Relying on Bell Atlantic Corp. v. Twombly, 127 S.Ct. 1955 (2007) and Dura Pharmaceuticals, Inc. v. Broudo, 544 U.S. 336 (2005), the district court explained that plaintiffs were required to “plead enough facts to state a claim for relief that is plausible on its face,” and that the six elements required to state a claim under Section 10(b) and Rule 10b-5 are “(1) a material misrepresentation or omission; (2) scienter; (3) a connection with the purchase or sale of a security; (4) reliance; (5) economic loss; and (6) loss causation.” Borochoff, at 10. Defense attorneys moved to dismiss the class action, inter alia, on the grounds that plaintiffs had not established a material misrepresentation or omission and had not adequately pleaded scienter. Id., at 11.

According to defense attorneys, the failure to disclose the meta-analyses was not material and thus not actionable because “[the] results were inconclusive and thus GSK had not duty to disclose them.” Borochoff, at 11. The district court agreed. “‘Silence, absent a duty to disclose, is not misleading under Rule 10b-5.’” Id., at 12 (citation omitted). The class action complaint did not allege that the meta-analyses provided “statistically significant evidence” of increased heart attack risks; rather, “The most it claims is that the meta-analyses showed an ‘estimate’ that an increased risk of heart attack was ‘associated’ with the use of Avandia.” Id., at 12-13. The district court noted that even the FDA believed the meta-analyses results were inconclusive, quoting FDA testimony before Congress that “[t]he pooled analysis and the population-based database study presented inconsistent data with regard to the potential cardiovascular risk of rosiglitazone…. In looking at all the studies to date related to the potential contribution of rosiglitazone to increasing the risk of heart attack, the data are inconsistent and conclusions are not clear.” Id., at 14. The federal court concluded at page 15,

Thus the statements referred to in the amended complaint do not show that the heart attack risk was either statistically significant or sufficiently serious or frequent to affect Avandia’s future earnings. “Companies conduct many experiments and tests in connection with their products, and to require the public announcement of each one would risk ‘bury[ing] the shareholders in an avalanche of trivial information.’” [Citation.] [¶] GSK had no duty to disclose the results of its meta-analyses, and the amended complaint does not sufficiently plead that defendants made a material omission.

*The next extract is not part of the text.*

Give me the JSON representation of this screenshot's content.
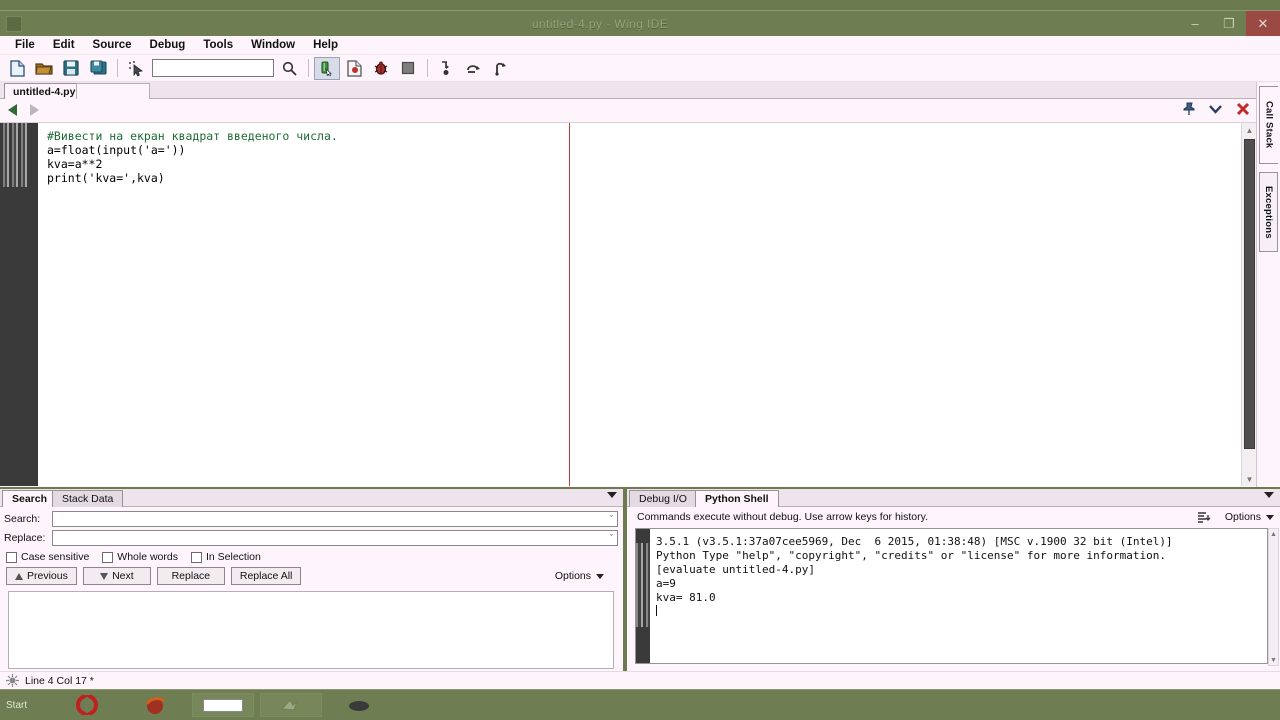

Based on the recent Supreme Court opinion in Tellabs, Inc. v. Makor Issues & Rights, Ltd., 127 S.Ct. 2499 (2007), concerning scienter under the PSLRA (Private Securities Litigation Reform Act), see Borochoff, at 16, the district court concluded that the class action failed to adequately allege scienter, see id., at 15-21. Put simply, the district court found that the class action failed to “allege that defendants purposefully concealed known conclusive risks from the public” because the meta-analyses “did not show a decisive link between Avandia and cardiovascular risks.” Id., at 21. The federal court also denied plaintiffs’ leave to file a second amended class action complaint on the grounds that amendment “would be futile.” Id., at 24. Accordingly, it granted the defense motion to dismiss the class action with prejudice. Id.

NOTE: The district court explained, “‘A meta-analysis is known as the synthesis of research results through the use of an array of statistical methods to cull and merge results from previously performed separate, but related, studies. This type of analysis is done when the individual studies, alone, would not be deemed large enough to adequately examine a particular question.’” Borochoff, at 2 n.1.